Since 1992, he has shared power in the Shiite community with the Hezbollah terror group led by Hassan Nasrallah, who is a cleric and has never been a state official, though he wields enormous political and military power.

Walid Jumblatt

The heir of one of Lebanon’s oldest political dynasties, the 70-year-old Druze leader took over from his father Kamal, who was assassinated in 1977.

Also a former warlord, Jumblatt long headed the Progressive Socialist Party and is a towering figure in the Druze minority.

He was nicknamed “the chameleon” for his ability to shift alliances and navigate Lebanon’s ruthless political game.

Agiant poster depicting Lebanese Druze Leader Walid Jumblatt hangs on the side of a building in the capital Beirut, Lebanon, October 15, 2019 . (Joseph Eid/AFP)

Some protesters see Walid Jumblatt as a symbol of the feudal nature of Lebanese politics.

As head of the Druze community, he used to hold open hearings at his Mukhtara residence in his Chouf mountain fiefdom every weekend, though his son Taymour has now taken over these duties.

His PSP currently sits in government and Jumblatt also “passed on” his parliament seat to his son Taymour last year.

Geagea, Frangieh, Gemayel

Samir Geagea, 66, rose to prominence during the civil when he took over the leadership of the Lebanese Forces militia.

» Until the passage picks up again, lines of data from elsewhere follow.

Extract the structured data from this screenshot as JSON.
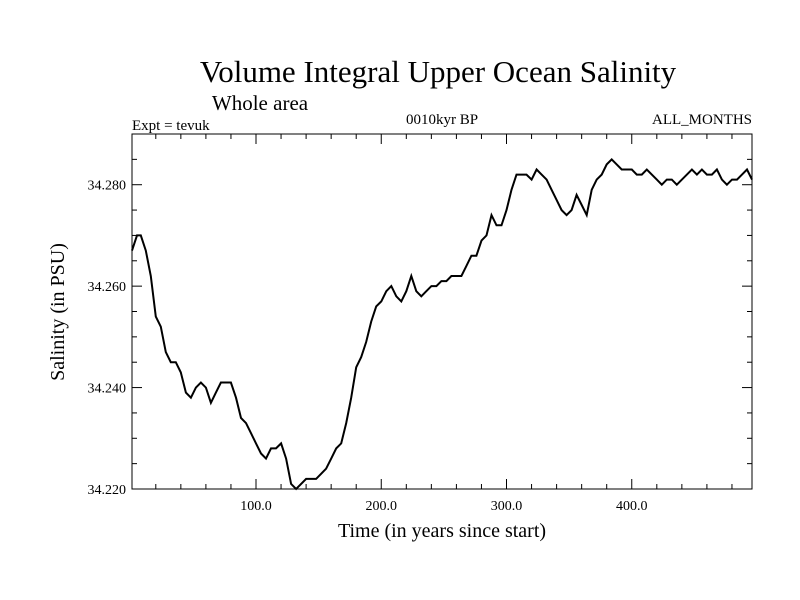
{
  "chart_data": {
    "type": "line",
    "title": "Volume Integral Upper Ocean Salinity",
    "subtitle": "Whole area",
    "expt_label": "Expt = tevuk",
    "period_label": "0010kyr BP",
    "months_label": "ALL_MONTHS",
    "xlabel": "Time (in years since start)",
    "ylabel": "Salinity (in PSU)",
    "xlim": [
      1,
      496
    ],
    "ylim": [
      34.22,
      34.29
    ],
    "x_ticks": [
      100,
      200,
      300,
      400
    ],
    "x_tick_labels": [
      "100.0",
      "200.0",
      "300.0",
      "400.0"
    ],
    "y_ticks": [
      34.22,
      34.24,
      34.26,
      34.28
    ],
    "y_tick_labels": [
      "34.220",
      "34.240",
      "34.260",
      "34.280"
    ],
    "grid": false,
    "series": [
      {
        "name": "Salinity",
        "x": [
          1,
          5,
          8,
          12,
          16,
          20,
          24,
          28,
          32,
          36,
          40,
          44,
          48,
          52,
          56,
          60,
          64,
          68,
          72,
          76,
          80,
          84,
          88,
          92,
          96,
          100,
          104,
          108,
          112,
          116,
          120,
          124,
          128,
          132,
          136,
          140,
          144,
          148,
          152,
          156,
          160,
          164,
          168,
          172,
          176,
          180,
          184,
          188,
          192,
          196,
          200,
          204,
          208,
          212,
          216,
          220,
          224,
          228,
          232,
          236,
          240,
          244,
          248,
          252,
          256,
          260,
          264,
          268,
          272,
          276,
          280,
          284,
          288,
          292,
          296,
          300,
          304,
          308,
          312,
          316,
          320,
          324,
          328,
          332,
          336,
          340,
          344,
          348,
          352,
          356,
          360,
          364,
          368,
          372,
          376,
          380,
          384,
          388,
          392,
          396,
          400,
          404,
          408,
          412,
          416,
          420,
          424,
          428,
          432,
          436,
          440,
          444,
          448,
          452,
          456,
          460,
          464,
          468,
          472,
          476,
          480,
          484,
          488,
          492,
          496
        ],
        "values": [
          34.267,
          34.27,
          34.27,
          34.267,
          34.262,
          34.254,
          34.252,
          34.247,
          34.245,
          34.245,
          34.243,
          34.239,
          34.238,
          34.24,
          34.241,
          34.24,
          34.237,
          34.239,
          34.241,
          34.241,
          34.241,
          34.238,
          34.234,
          34.233,
          34.231,
          34.229,
          34.227,
          34.226,
          34.228,
          34.228,
          34.229,
          34.226,
          34.221,
          34.22,
          34.221,
          34.222,
          34.222,
          34.222,
          34.223,
          34.224,
          34.226,
          34.228,
          34.229,
          34.233,
          34.238,
          34.244,
          34.246,
          34.249,
          34.253,
          34.256,
          34.257,
          34.259,
          34.26,
          34.258,
          34.257,
          34.259,
          34.262,
          34.259,
          34.258,
          34.259,
          34.26,
          34.26,
          34.261,
          34.261,
          34.262,
          34.262,
          34.262,
          34.264,
          34.266,
          34.266,
          34.269,
          34.27,
          34.274,
          34.272,
          34.272,
          34.275,
          34.279,
          34.282,
          34.282,
          34.282,
          34.281,
          34.283,
          34.282,
          34.281,
          34.279,
          34.277,
          34.275,
          34.274,
          34.275,
          34.278,
          34.276,
          34.274,
          34.279,
          34.281,
          34.282,
          34.284,
          34.285,
          34.284,
          34.283,
          34.283,
          34.283,
          34.282,
          34.282,
          34.283,
          34.282,
          34.281,
          34.28,
          34.281,
          34.281,
          34.28,
          34.281,
          34.282,
          34.283,
          34.282,
          34.283,
          34.282,
          34.282,
          34.283,
          34.281,
          34.28,
          34.281,
          34.281,
          34.282,
          34.283,
          34.281
        ]
      }
    ]
  }
}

He opposed Syria’s occupation of Lebanon and in 1994 became the first civil conflict warlord to be jailed. He was released 11 years later and returned to the political fray.

He was accused by another Christian leader, pro-Syrian Suleiman Frangieh, of complicity in the 1978 murder of his parents and sister, an allegation the LF have denied.

Samir Geagea, leader of the Lebanese Forces group, right, shakes hands with Sleiman Frangieh of the Marada Party, left, as they stand next to the Lebanese Maronite Patriarch Cardinal Bechara al-Rai, at the Maronite church in Bkirki, northeast of Beirut, Lebanon, November 14, 2018. (Aldo Ayoub/Lebanese Forces media office via AP)

Geagea and Frangieh publicly reconciled last year.

The Gemayel dynasty, another major Christian political clan, is represented by Sami Gemayel.

A lawmaker, he is the son of Amine Gemayel, who was president for six years during the war, and heads the Kataeb (Phalange) party.

His cousin Nadim Gemayel, the son of Bachir Gemayel who had been president for less than a month when he was assassinated in 1982, is also an MP.